Open-Access: This article is an open-access article which was selected by an in-house editor and fully peer-reviewed by external reviewers. It is distributed in accordance with the Creative Commons Attribution Non Commercial (CC BY-NC 4.0) license, which permits others to distribute, remix, adapt, build upon this work non-commercially, and license their derivative works on different terms, provided the original work is properly cited and the use is non-commercial. See: http://creativecommons.org/licenses/by-nc/4.0/

Correspondence to: Jennifer Wu, MD, Associate Professor, Division of Hematology and Oncology, Perlmutter Cancer Center, New York University School of Medicine, 462 First Ave, BCD556, New York, NY 10016, United States. jennifer.wu@nyumc.org

Telephone: +1-212-2636530 Fax: +1-212-2638210

Received: January 31, 2017
Peer-review started: February 14, 2017
First decision: March 7, 2017
Revised: March 18, 2017
Accepted: April 18, 2017
Article in press: April 20, 2017
Published online: June 10, 2017
Processing time: 122 Days and 5.1 Hours

Abstract

Pancreatic cancer is the third leading cause of cancer mortality in both men and women in the United States, with poor response to current standard of care, short progression-free and overall survival. Immunotherapies that target cytotoxic T lymphocyte antigen-4, programmed cell death protein-1, and programmed death-ligand 1 checkpoints have shown remarkable activities in several cancers such as melanoma, renal cell carcinoma, and non-small cell lung cancer due to high numbers of somatic mutations, combined with cytotoxic T-cell responses. However, single checkpoint blockade was ineffective in pancreatic cancer, highlighting the challenges including the poor antigenicity, a dense desmoplastic stroma, and a largely immunosuppressive microenvironment. In this review, we will summarize available clinical results and ongoing efforts of combining immune checkpoint therapies with other treatment modalities such as chemotherapy, radiotherapy, and targeted therapy. These combination therapies hold promise in unleashing the potential of immunotherapy in pancreatic cancer to achieve better and more durable clinical responses by enhancing cytotoxic T-cell responses.

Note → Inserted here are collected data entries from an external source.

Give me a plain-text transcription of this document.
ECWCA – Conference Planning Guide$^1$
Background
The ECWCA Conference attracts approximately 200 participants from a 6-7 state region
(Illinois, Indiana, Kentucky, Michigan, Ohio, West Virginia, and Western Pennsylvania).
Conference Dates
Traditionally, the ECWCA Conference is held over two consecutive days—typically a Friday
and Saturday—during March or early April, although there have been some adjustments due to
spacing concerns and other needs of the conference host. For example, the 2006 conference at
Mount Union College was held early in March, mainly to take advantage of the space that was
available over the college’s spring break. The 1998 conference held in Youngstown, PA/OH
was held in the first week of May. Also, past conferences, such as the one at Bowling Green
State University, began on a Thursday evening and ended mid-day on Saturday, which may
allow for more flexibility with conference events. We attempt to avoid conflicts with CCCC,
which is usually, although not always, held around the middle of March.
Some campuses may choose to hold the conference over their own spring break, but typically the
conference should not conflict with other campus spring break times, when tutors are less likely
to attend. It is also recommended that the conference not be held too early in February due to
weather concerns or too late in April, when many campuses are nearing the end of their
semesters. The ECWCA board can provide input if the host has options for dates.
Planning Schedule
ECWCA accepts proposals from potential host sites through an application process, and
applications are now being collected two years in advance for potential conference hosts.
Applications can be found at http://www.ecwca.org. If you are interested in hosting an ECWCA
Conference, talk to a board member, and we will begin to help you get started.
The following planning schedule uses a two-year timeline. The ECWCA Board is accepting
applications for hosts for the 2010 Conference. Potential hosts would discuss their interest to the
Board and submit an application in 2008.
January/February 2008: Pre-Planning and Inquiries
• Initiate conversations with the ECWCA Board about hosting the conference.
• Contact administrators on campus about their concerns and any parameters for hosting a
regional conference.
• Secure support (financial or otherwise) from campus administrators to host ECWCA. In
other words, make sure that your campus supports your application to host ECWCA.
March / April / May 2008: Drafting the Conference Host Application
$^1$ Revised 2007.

Keywords: Immunotherapy; Pancreatic cancer; Anti-programmed cell death protein-1; Anti-programmed cell death protein-ligand1; Anti-cytotoxic T lymphocyte antigen-4; Single therapy; Combination therapies; Radiation therapy; GVAX; CRS-207; CD40 agonist

Core tip: Pancreatic cancer is the third leading cause of cancer mortality in both men and women in the United States. Pancreatic cancer is one of nonimmunogenic cancers that lacks of optimal treatments especially from immunotherapy prospective. Therefore, combining immune checkpoint therapies with other treatment modalities in pancreatic cancer will be the best strategy to achieve better and more durable clinical responses by enhancing cytotoxic T-cell responses.